Once the dough has risen and the filling has cooled, cut the dough into 4 equal pieces, roll into balls and place on a floured surface. Cover the balls with a dishtowel and let rest for 15 minutes, this will make them easier to roll and stretch. Stretch and roll each ball into a circle about 8 inches in diameter and place about a quarter (just shy of a cup-ish) of the filling on one side of the dough circle.
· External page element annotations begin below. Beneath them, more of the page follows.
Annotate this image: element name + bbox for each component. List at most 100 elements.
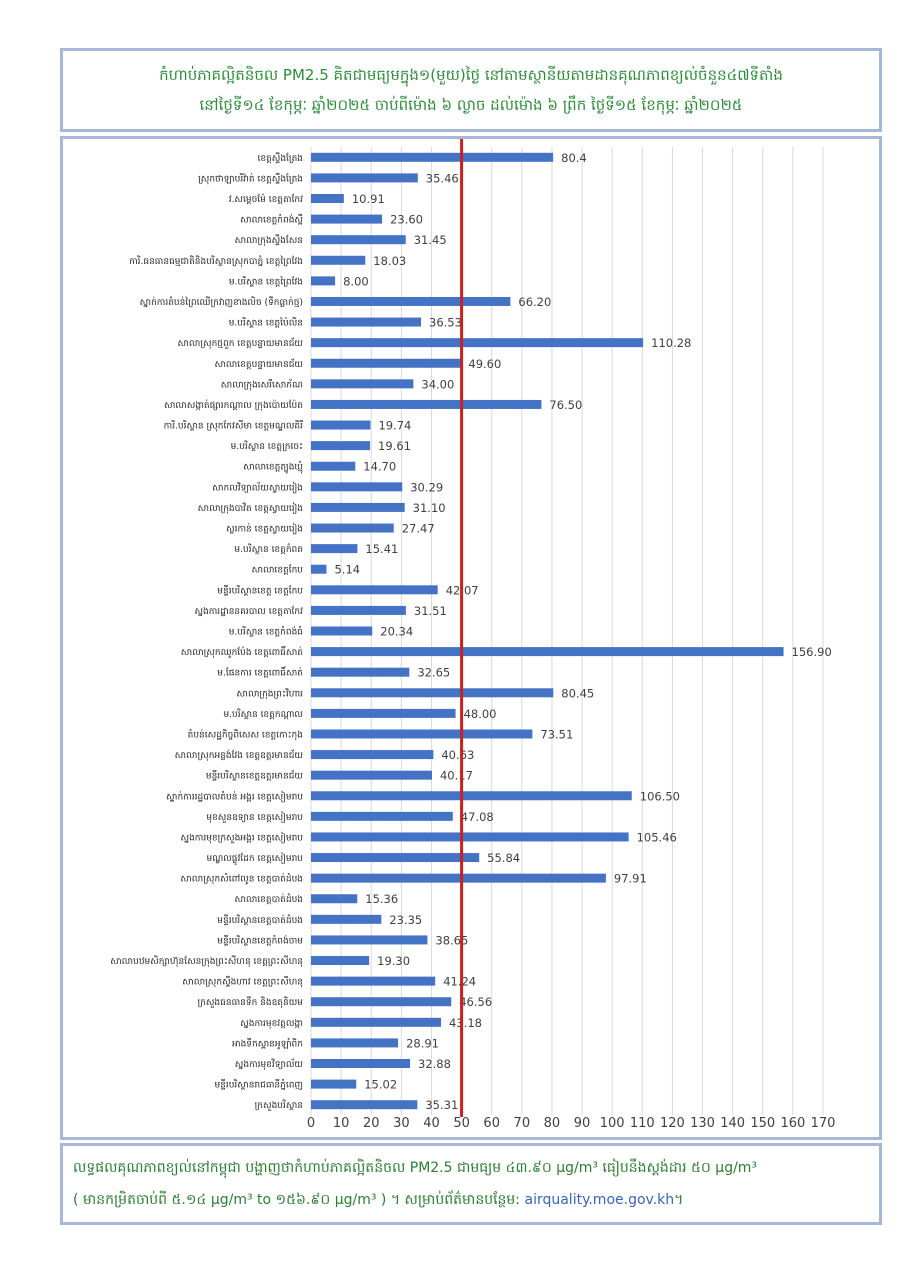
value-label: 5.14	[334, 563, 360, 577]
category-label: សាលាក្រុងព្រះវិហារ	[237, 687, 304, 699]
category-label: សាលាក្រុងស្ទឹងសែន	[235, 234, 303, 246]
value-label: 31.45	[414, 233, 447, 247]
value-label: 19.74	[378, 419, 411, 433]
bar	[311, 647, 784, 657]
bar	[311, 708, 456, 718]
category-label: សាលាក្រុងបាវិត ខេត្តស្វាយរៀង	[198, 502, 303, 514]
bar	[311, 173, 418, 183]
bar	[311, 688, 554, 698]
category-label: សាលាខេត្តបាត់ដំបង	[234, 893, 303, 905]
category-label: មណ្ឌលផ្លូវដែក ខេត្តសៀមរាប	[206, 852, 303, 865]
category-label: សាលាស្រុកស្ទឹងហាវ ខេត្តព្រះសីហនុ	[182, 976, 303, 988]
category-label: សាលាស្រុកឈូកប៉ែង ខេត្តពោធិ៍សាត់	[181, 645, 304, 658]
x-tick-label: 120	[660, 1116, 685, 1131]
value-label: 40.63	[441, 748, 474, 762]
value-label: 15.36	[365, 892, 398, 906]
value-label: 46.56	[459, 995, 492, 1009]
value-label: 20.34	[380, 625, 413, 639]
value-label: 36.53	[429, 316, 462, 330]
value-label: 47.08	[461, 810, 494, 824]
category-label: ស្នងការដ្ឋាននគរបាល ខេត្តតាកែវ	[194, 605, 303, 617]
value-label: 18.03	[373, 254, 406, 268]
x-tick-label: 70	[514, 1116, 531, 1131]
category-label: សាលាបឋមសិក្សាហ៊ុនសែនក្រុងព្រះសីហនុ ខេត្ត…	[110, 955, 303, 967]
bar	[311, 255, 366, 265]
category-label: មន្ទីរបរិស្ថានខេត្តឧត្ដរមានជ័យ	[206, 770, 304, 782]
chart-title-box: កំហាប់ភាគល្អិតនិចល PM2.5 គិតជាមធ្យមក្នុង…	[60, 48, 882, 132]
bar	[311, 379, 414, 389]
category-label: សាលាស្រុកអន្លង់វែង ខេត្តឧត្ដរមានជ័យ	[175, 749, 304, 761]
category-label: ម.ផែនការ ខេត្តពោធិ៍សាត់	[217, 666, 303, 679]
x-tick-label: 130	[690, 1116, 715, 1131]
summary-line-2-end: ។	[674, 1192, 684, 1208]
category-label: មន្ទីរបរិស្ថានខេត្តកំពង់ចាម	[217, 934, 303, 946]
bar	[311, 729, 533, 739]
bar	[311, 441, 371, 451]
bar	[311, 585, 438, 595]
bar	[311, 1079, 357, 1089]
category-label: ម.បរិស្ថាន ខេត្តកំពត	[234, 543, 303, 555]
bar	[311, 461, 356, 471]
bar	[311, 853, 480, 863]
website-link[interactable]: airquality.moe.gov.kh	[524, 1192, 675, 1208]
category-label: ម.បរិស្ថាន ខេត្តកំពង់ធំ	[229, 626, 304, 638]
category-label: សាលាសង្កាត់ផ្សារកណ្ដាល ក្រុងប៉ោយប៉ែត	[164, 399, 303, 411]
category-label: ម.បរិស្ថាន ខេត្តកណ្ដាល	[223, 708, 303, 720]
x-tick-label: 110	[630, 1116, 655, 1131]
category-label: សាកលវិទ្យាល័យស្វាយរៀង	[212, 481, 303, 493]
value-label: 35.31	[425, 1098, 458, 1112]
value-label: 28.91	[406, 1036, 439, 1050]
bar	[311, 976, 436, 986]
value-label: 48.00	[464, 707, 497, 721]
summary-line-2-text: ( មានកម្រិតចាប់ពី ៥.១៤ µg/m³ to ១៥៦.៩០ µ…	[73, 1192, 525, 1208]
bar	[311, 296, 511, 306]
category-label: មន្ទីរបរិស្ថានរាជធានីភ្នំពេញ	[214, 1079, 303, 1091]
x-tick-label: 60	[483, 1116, 500, 1131]
chart-title-line-2: នៅថ្ងៃទី១៤ ខែកុម្ភៈ ឆ្នាំ២០២៥ ចាប់ពីម៉ោង…	[199, 96, 743, 114]
value-label: 27.47	[402, 522, 435, 536]
bar	[311, 894, 358, 904]
category-label: សាលាខេត្តកំពង់ស្ពឺ	[240, 214, 303, 226]
bar	[311, 1017, 442, 1027]
bar	[311, 667, 410, 677]
category-label: មន្ទីរបរិស្ថានខេត្តបាត់ដំបង	[217, 914, 303, 926]
category-label: សាលាខេត្តកែប	[252, 564, 304, 576]
x-tick-label: 30	[393, 1116, 410, 1131]
category-label: ម.បរិស្ថាន ខេត្តព្រៃវែង	[229, 275, 303, 287]
bar	[311, 523, 394, 533]
value-label: 23.35	[389, 913, 422, 927]
bar	[311, 276, 336, 286]
category-label: សាលាខេត្តត្បូងឃ្មុំ	[243, 461, 303, 474]
bar	[311, 193, 344, 203]
value-label: 66.20	[518, 295, 551, 309]
x-tick-label: 0	[307, 1116, 315, 1131]
summary-line-2: ( មានកម្រិតចាប់ពី ៥.១៤ µg/m³ to ១៥៦.៩០ µ…	[73, 1188, 869, 1212]
value-label: 30.29	[410, 480, 443, 494]
category-label: ការិ.បរិស្ថាន ស្រុកកែវសីមា ខេត្តមណ្ឌលគិរ…	[164, 420, 304, 432]
bar	[311, 873, 606, 883]
value-label: 40.17	[440, 769, 473, 783]
value-label: 8.00	[343, 274, 369, 288]
category-label: មន្ទីរបរិស្ថានខេត្ត ខេត្តកែប	[217, 584, 303, 596]
value-label: 43.18	[449, 1016, 482, 1030]
category-label: ក្រសួងធនធានទឹក និងឧតុនិយម	[197, 996, 303, 1008]
bar	[311, 770, 432, 780]
bar	[311, 482, 403, 492]
bar	[311, 956, 370, 966]
category-label: ស្នងការមុខវត្តលង្កា	[240, 1019, 303, 1029]
category-label: សាលាក្រុងសេរីសោភ័ណ	[221, 378, 303, 390]
value-label: 80.45	[561, 686, 594, 700]
x-tick-label: 80	[544, 1116, 561, 1131]
summary-line-1: លទ្ធផលគុណភាពខ្យល់នៅកម្ពុជា បង្ហាញថាកំហាប…	[73, 1160, 758, 1176]
pm25-bar-chart: 0 10 20 30 40 50 60 70 80 90 100 110 120 130 140 150 160…	[110, 139, 835, 1131]
x-tick-label: 50	[453, 1116, 470, 1131]
value-label: 23.60	[390, 213, 423, 227]
bar	[311, 214, 383, 224]
value-label: 32.88	[418, 1057, 451, 1071]
summary-footer: លទ្ធផលគុណភាពខ្យល់នៅកម្ពុជា បង្ហាញថាកំហាប…	[60, 1143, 882, 1225]
category-label: សាលាស្រុកសំពៅលូន ខេត្តបាត់ដំបង	[180, 873, 303, 885]
value-label: 105.46	[637, 830, 677, 844]
value-label: 97.91	[614, 872, 647, 886]
value-label: 76.50	[549, 398, 582, 412]
category-label: ម.បរិស្ថាន ខេត្តប៉ៃលិន	[229, 317, 303, 329]
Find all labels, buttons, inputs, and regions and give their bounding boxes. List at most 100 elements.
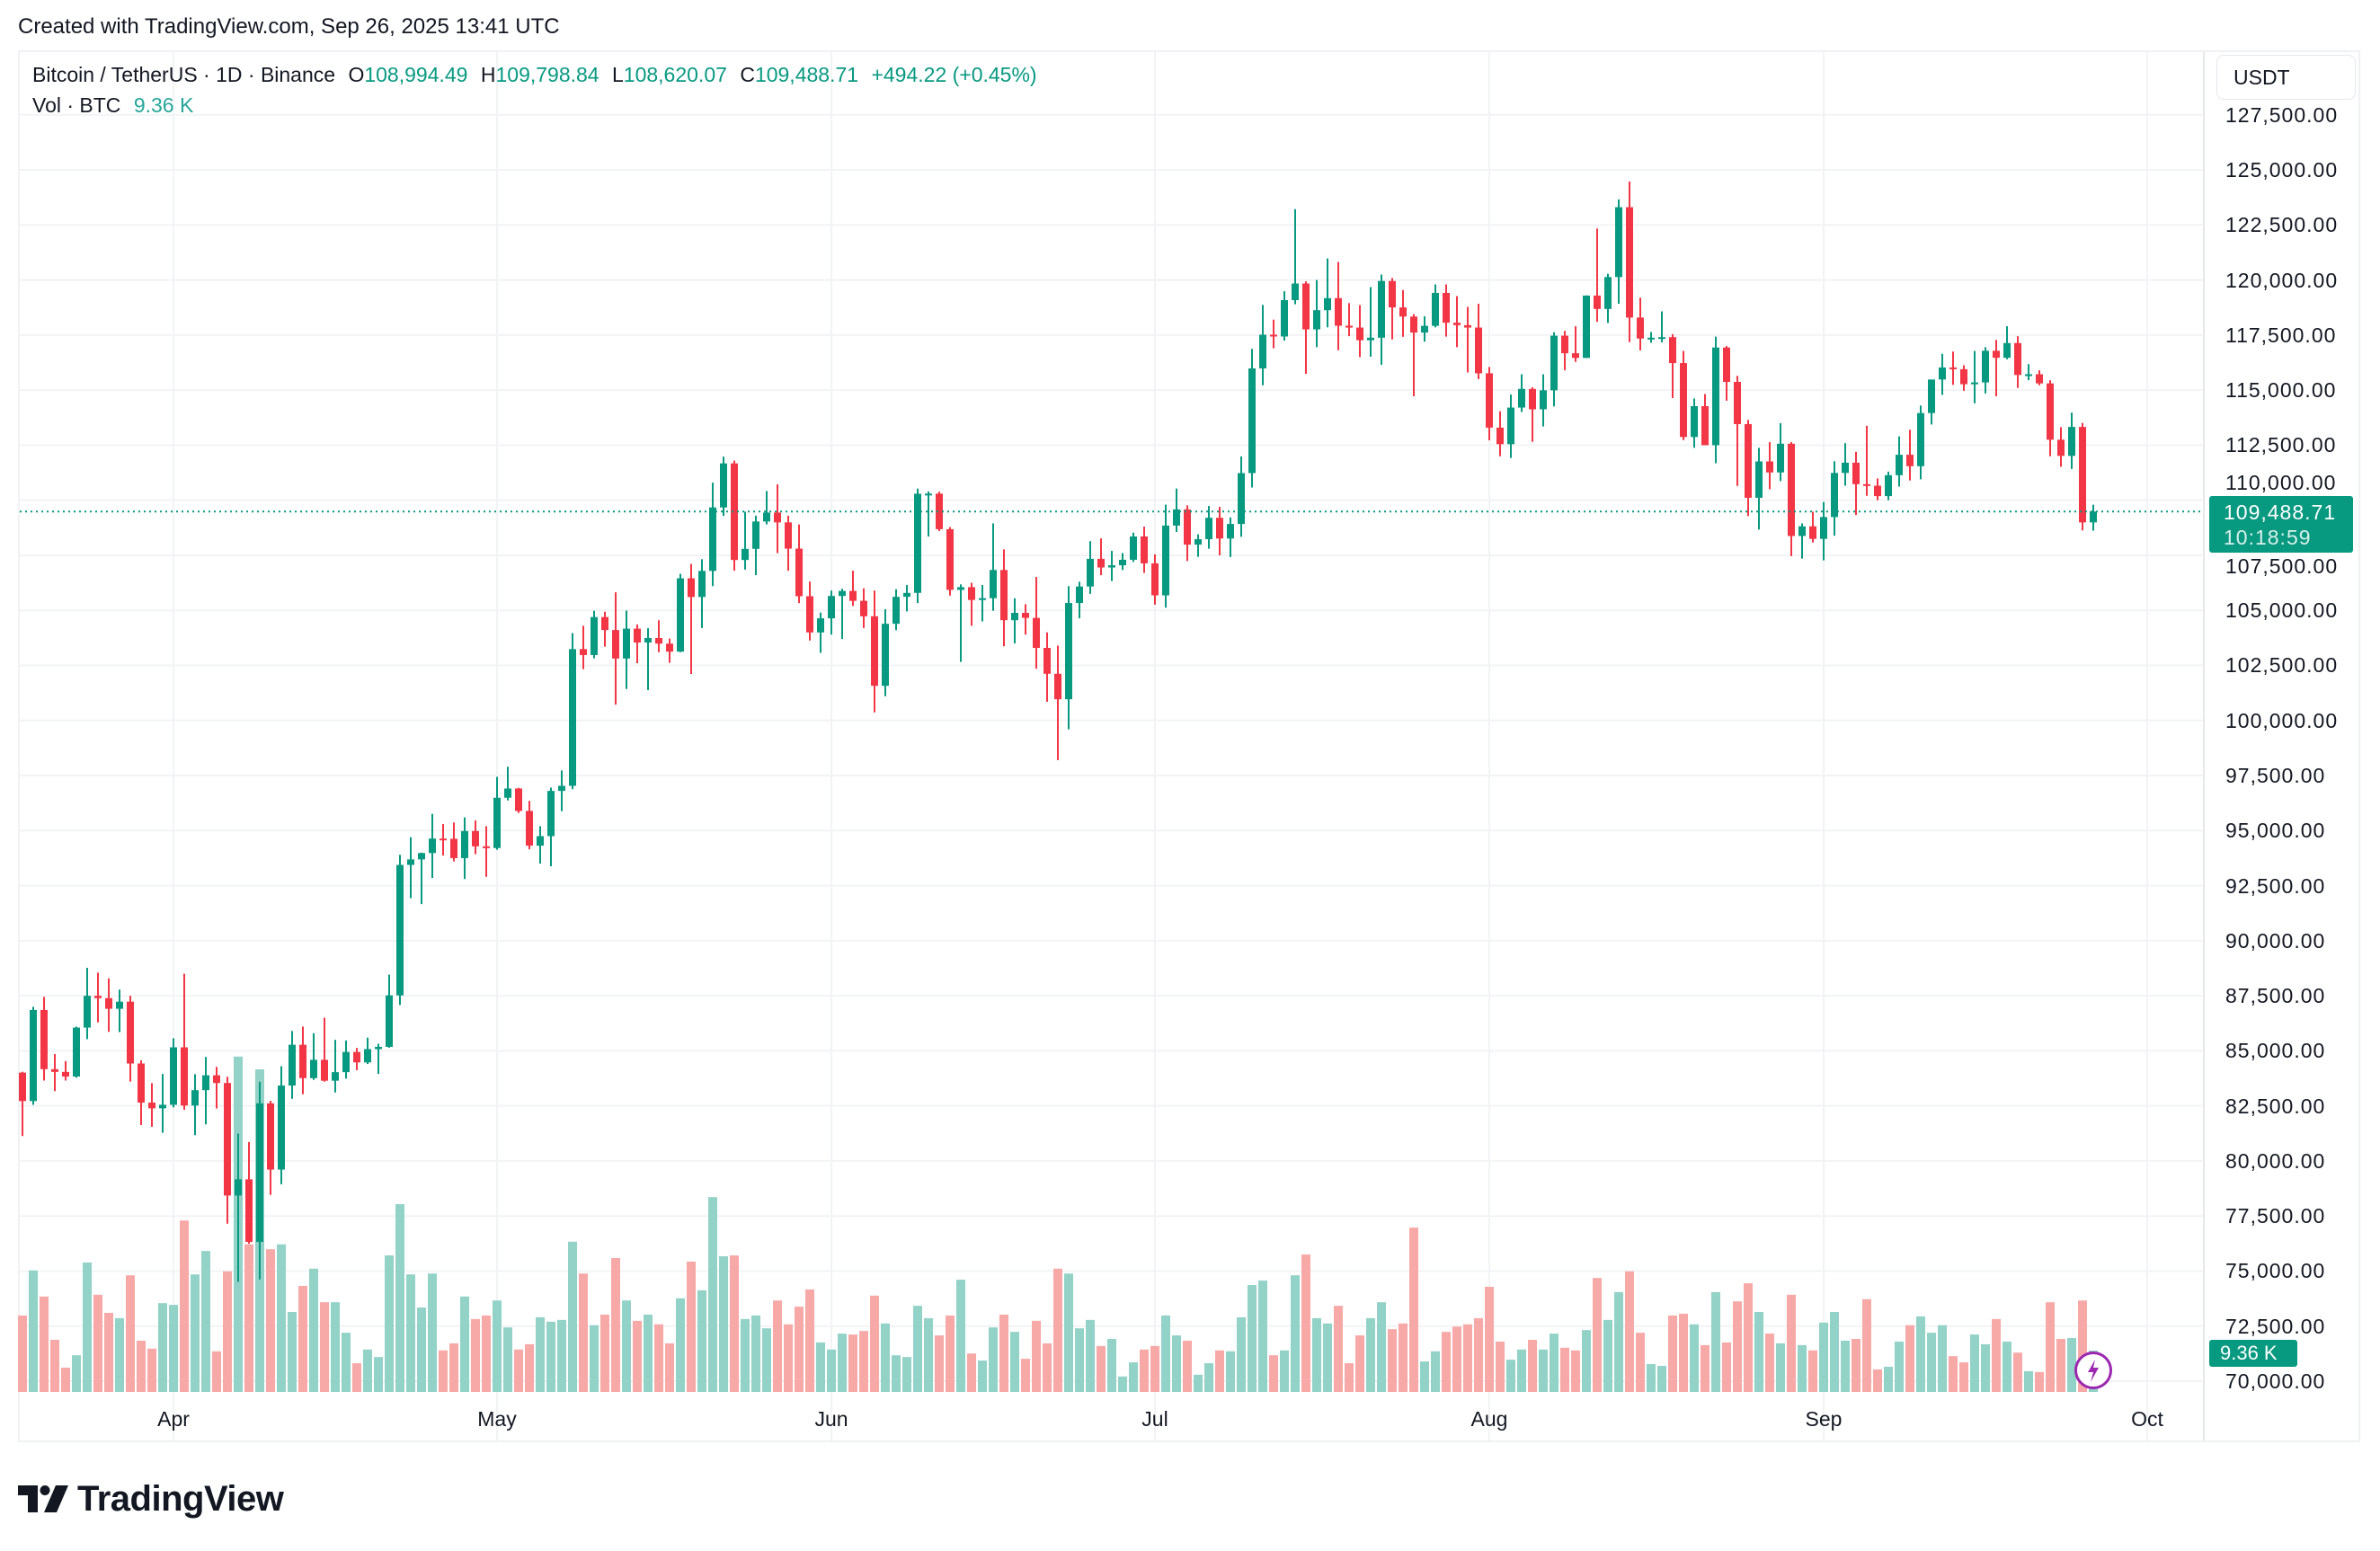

Fold the dough over the filling and turn the edges over on themselves, sealing the edges with your thumbs. Place each calzone on a baking sheet that has been greased and either sprinkled with cornmeal or flour. Using a basting brush, lightly brush the top of each calzone with some of the oils left inside the bowl where the filling was, then cut 2 slits in the top of each calzone so that steam can escape (kitchen scissors work great for this).
Bake in a preheated 450 degree oven for 20 minutes (this is in a convection oven, it will probably be 25-30 in a conventional oven, you want a nice, deep colour on the crust).
These calzones are absolutely delicious and full of fresh garlicky flavour, all of which comes from the Olivieri Olive Oil and Garlic Pesto Sauce. Don’t just take my word for it though, #GetSaucy in your own kitchen.
Disclosure: I am a member of the MLF Connects program. As part of my participation in this program I have received compensation, however all opinions in place and ideas on this blog are my own and genuine.